Meritage Homes delivered a solid QQ3 2024 performance driven by its strategic pivot toward affordable move-in ready homes and robust backlog conversion. Orders of 3,512 and an average absorption of 4.1 per month culminated in a company‑record backlog conversion of 145%, producing 3,942 home deliveries and home closing revenue of approximately $1.6 billion. Diluted earnings per share (EPS) reached $5.34, with a home closing gross margin of 24.8% and SG&A leverage yielding an operating margin of 15.1%. The quarter benefited from rate buydowns and a fall in mortgage rates in September, which supported demand, though margins faced headwinds from higher financing incentives and land costs. Net income was $196 million, and ROE stood at 17.2%, underscoring the company’s effectiveness in deploying its capital base amidst a volatile macro backdrop.

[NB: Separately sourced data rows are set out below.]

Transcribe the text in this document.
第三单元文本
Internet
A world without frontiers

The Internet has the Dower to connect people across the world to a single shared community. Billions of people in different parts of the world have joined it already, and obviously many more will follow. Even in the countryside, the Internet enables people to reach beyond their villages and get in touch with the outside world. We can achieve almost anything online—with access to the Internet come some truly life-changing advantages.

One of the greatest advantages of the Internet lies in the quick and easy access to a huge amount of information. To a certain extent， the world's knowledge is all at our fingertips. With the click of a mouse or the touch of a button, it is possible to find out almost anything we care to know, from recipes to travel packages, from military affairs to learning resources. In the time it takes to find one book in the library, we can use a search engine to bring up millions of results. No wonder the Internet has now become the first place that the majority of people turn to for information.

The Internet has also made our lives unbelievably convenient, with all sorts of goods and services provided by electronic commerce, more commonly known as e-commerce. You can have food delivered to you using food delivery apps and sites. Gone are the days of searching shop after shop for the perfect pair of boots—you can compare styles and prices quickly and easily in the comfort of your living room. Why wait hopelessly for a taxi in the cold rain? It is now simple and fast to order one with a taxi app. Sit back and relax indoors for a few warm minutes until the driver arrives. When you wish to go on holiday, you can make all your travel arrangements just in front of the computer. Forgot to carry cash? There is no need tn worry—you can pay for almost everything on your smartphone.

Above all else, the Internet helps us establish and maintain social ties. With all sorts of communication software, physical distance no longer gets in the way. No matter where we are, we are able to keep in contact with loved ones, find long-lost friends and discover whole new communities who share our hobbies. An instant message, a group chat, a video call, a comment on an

Management signaled a continued emphasis on speed to close and affordability, with the 60‑day closing commitment gaining momentum across communities. The company announced the Elliott Homes acquisition (Gulf Coast), which adds ~5,500 lots and is expected to contribute meaningfully to 2025 volumes; management described the deal as margin accretive, not dilutive. Near‑term guidance implies a sequential margin step down in Q4 2024 to 22.5%–23.5%, reflecting elevated incentives and mix, but the longer‑term margin target remains intact. For 2025, Meritage guided to 16,500–17,500 closings and $6.7–$7.1 billion in home closing revenue, inclusive of Elliott, implying double‑digit year‑over‑year growth at the midpoint. The narrative emphasizes continued demand, favorable demographics, and ongoing under‑supply of entry‑level homes, tempered by rate volatility and land availability constraints.
Overall, the QQ3 2024 results and the new guidance framework suggest a company poised to gain market share through its scale, integrated land strategy, and operational discipline, while remaining exposed to interest‑rate dynamics, incentives, and the cadence of Gulf Coast integration. Investors should monitor mortgage rate movements, Elliott integration progress, and land development timelines as key drivers of the 2025 growth trajectory.